Dia 5 de outubro de 2021

          Chego a este dia dando o título que ele merece: sua data mesma. Eu, porém, mereceria muito mais. Deveria nomear este dia de outra forma para que fosse possível apreender seu real sentido para mim, para todo o meu ser plasmado e integrado na totalidade do real. 

          É aí que está o problema. Como seria possível compreender o real sentido deste dia para minha vida se não sou capaz de apreendê-lo de forma plena e verdadeira em minha consciência? Isto exigira uma reflexão profunda e um autoconhecimento completo de minha pessoa de forma que, combinados, dessem a resposta em meu coração sobre o real sentido do dia de hoje.
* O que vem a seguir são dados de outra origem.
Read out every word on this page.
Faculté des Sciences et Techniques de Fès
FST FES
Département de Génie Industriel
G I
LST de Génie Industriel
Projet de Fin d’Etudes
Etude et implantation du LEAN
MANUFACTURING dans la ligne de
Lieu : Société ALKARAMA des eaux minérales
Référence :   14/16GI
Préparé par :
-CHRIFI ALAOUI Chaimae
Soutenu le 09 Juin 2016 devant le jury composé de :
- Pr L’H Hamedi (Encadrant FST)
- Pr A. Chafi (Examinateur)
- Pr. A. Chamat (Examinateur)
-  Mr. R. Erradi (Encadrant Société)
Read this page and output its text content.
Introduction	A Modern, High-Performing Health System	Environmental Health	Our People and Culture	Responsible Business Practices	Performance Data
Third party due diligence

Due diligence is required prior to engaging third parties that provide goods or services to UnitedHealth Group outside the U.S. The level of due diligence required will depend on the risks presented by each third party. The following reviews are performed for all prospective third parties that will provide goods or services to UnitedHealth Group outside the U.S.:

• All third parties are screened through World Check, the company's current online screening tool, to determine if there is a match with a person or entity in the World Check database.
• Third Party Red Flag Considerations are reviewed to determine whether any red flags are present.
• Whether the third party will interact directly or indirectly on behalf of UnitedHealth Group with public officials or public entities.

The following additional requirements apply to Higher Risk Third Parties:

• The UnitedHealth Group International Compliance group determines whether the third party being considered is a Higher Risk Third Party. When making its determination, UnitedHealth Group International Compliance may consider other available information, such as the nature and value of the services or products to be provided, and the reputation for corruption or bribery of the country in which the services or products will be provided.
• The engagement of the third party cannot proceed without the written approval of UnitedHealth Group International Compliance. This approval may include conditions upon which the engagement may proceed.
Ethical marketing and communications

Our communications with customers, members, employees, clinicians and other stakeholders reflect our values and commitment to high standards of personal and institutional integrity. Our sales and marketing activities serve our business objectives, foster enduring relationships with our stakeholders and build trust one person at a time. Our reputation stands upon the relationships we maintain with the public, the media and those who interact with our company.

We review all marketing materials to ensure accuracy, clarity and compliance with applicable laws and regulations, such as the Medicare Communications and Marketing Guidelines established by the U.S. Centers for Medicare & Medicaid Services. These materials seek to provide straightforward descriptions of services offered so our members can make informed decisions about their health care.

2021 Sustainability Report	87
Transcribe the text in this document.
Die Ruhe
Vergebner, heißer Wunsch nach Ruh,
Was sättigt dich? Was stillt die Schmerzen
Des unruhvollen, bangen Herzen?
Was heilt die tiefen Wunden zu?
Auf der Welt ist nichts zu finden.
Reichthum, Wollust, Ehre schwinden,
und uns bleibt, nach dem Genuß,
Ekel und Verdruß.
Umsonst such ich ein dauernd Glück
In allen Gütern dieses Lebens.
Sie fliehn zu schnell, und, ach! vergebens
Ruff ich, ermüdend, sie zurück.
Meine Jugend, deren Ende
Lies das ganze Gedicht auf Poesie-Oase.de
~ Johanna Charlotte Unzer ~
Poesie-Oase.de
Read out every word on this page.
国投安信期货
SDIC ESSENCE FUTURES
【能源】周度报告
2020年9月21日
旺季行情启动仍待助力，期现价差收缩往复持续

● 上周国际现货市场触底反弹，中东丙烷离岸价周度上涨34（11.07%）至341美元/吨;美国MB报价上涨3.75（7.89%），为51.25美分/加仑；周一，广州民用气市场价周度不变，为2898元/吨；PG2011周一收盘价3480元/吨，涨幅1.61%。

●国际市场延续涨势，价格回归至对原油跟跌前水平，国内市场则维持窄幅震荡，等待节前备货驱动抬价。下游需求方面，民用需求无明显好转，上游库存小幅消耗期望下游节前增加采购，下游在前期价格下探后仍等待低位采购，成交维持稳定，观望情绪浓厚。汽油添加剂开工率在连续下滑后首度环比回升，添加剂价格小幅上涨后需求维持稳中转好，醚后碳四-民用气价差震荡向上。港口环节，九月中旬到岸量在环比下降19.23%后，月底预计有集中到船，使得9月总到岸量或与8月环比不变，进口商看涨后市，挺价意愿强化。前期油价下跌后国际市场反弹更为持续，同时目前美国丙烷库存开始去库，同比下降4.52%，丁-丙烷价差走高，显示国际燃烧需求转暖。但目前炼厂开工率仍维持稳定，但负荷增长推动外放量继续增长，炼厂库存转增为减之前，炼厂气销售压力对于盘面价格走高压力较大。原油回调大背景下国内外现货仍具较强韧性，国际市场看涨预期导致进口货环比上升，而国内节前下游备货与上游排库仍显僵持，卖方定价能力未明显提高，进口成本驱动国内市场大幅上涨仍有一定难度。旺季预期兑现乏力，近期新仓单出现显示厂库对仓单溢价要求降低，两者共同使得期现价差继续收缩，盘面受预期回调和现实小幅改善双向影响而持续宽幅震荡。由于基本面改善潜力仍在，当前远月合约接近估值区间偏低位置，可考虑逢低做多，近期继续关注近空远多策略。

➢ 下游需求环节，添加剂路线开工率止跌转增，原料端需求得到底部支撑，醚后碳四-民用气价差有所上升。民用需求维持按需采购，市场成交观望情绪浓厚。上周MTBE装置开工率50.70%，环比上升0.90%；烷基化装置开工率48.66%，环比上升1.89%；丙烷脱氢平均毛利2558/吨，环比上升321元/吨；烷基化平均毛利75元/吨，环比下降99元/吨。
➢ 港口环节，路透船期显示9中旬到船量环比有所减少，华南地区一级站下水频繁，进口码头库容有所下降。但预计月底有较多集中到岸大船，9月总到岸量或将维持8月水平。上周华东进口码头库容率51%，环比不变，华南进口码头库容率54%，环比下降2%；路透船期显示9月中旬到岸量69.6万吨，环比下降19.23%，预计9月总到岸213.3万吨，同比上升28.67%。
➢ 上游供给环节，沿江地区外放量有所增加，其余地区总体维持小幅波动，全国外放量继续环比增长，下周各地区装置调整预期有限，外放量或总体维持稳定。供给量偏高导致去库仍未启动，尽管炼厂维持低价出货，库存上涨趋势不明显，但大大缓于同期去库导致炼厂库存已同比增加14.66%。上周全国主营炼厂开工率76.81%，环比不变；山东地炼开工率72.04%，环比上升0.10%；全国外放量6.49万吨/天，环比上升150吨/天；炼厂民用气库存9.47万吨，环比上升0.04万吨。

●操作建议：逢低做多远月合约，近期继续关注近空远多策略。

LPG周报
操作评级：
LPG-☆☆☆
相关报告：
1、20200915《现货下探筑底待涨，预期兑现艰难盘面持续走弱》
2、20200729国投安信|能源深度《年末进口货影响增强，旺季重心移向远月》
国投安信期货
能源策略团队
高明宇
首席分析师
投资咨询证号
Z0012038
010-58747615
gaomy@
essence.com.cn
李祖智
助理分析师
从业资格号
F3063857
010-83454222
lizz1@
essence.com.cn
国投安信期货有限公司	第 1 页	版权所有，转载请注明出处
          Como esse mérito (ou melhor, graça) cabe ao sábios e santos, deixo o título desse texto apenas com o dia de hoje, 5 de outubro de 2021. E assim será em muitos textos subsequentes que pretendo desenvolver aqui.

          Ainda assim, a presente data tem algo a me dizer, o que significa tomar consciência de alguns acontecimentos pedagógicos na minha caminhada nesta vida. Nenhum dia é totalmente vão, e caso algum seja, seu vazio já é algo que incorporamos em nossa personalidade e gravamos no Livro da Vida. Um ensinamento para a eternidade.